The wind picked up around 2 am which led to a sleepless night for me. I eventually fell back asleep after I felt we were secure, but around 8 am a banging halyard woke me up, it was hard to get up and fix it considering how cold it was. When I got up though, I found that we were dragging anchor in the increased wind. Up it went, and we motored around awhile to reset the hook, just a little further in than we had been. Way to start the morning. Also, Jocelyn sounding like she was beating her self stupider so Nathan went out to fix her. Turns out he forgot to wire the ground and they had a little fight. I think she and Nathan are secretly dating. After awhile he fixed the grounding issue and she has been really happy. We have no idea how other stuff was working though. But after that, she happily charged up the batteries from the rice cooker operation.

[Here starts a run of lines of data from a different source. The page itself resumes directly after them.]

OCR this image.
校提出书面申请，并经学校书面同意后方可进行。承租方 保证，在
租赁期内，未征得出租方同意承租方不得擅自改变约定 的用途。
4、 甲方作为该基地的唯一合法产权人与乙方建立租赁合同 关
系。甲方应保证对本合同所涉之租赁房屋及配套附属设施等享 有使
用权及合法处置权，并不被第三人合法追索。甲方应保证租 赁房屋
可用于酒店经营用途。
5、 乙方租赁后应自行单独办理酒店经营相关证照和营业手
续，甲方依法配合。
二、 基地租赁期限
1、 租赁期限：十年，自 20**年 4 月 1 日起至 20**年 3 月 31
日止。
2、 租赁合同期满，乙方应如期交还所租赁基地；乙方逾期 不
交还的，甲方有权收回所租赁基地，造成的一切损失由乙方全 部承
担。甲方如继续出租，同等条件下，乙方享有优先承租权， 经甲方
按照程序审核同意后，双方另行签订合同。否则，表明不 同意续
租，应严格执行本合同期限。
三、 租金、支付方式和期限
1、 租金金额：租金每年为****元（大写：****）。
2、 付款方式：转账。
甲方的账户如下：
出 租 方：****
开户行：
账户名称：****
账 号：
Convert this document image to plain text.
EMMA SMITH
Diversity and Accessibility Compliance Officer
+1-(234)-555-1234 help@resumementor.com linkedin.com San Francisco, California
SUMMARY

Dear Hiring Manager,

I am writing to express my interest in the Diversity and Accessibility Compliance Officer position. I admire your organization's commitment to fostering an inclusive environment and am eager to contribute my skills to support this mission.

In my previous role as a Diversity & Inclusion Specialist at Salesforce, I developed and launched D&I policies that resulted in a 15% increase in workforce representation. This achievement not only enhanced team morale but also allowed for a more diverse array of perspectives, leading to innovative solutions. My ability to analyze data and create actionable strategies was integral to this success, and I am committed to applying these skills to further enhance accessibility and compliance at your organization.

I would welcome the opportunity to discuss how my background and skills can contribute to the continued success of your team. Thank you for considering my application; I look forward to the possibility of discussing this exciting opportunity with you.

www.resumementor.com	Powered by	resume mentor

The day has been really windy and otherwise uneventful. We met another cruiser. We dropped a second anchor and set two anchor alarms, hopefully that will help me sleep. No dragging after we put 75 feet of ¼ inch chain on the ground as well as another 25 feet of 3/8ths. Hopefully we don’t go anywhere else. We are hoping to leave for maybe Cape May Friday. Nothing else of interest, except just now, for some strange reason the Nathan alarm (AKA man over board) sounded, but he was in the cabin. Turns out after furious troubleshooting to make it stop that it was actually the carbon monoxide monitor going off from the alcohol heater. It has the exact same tone as the Nathan alarm, weird. Battery removed and we are sleepy.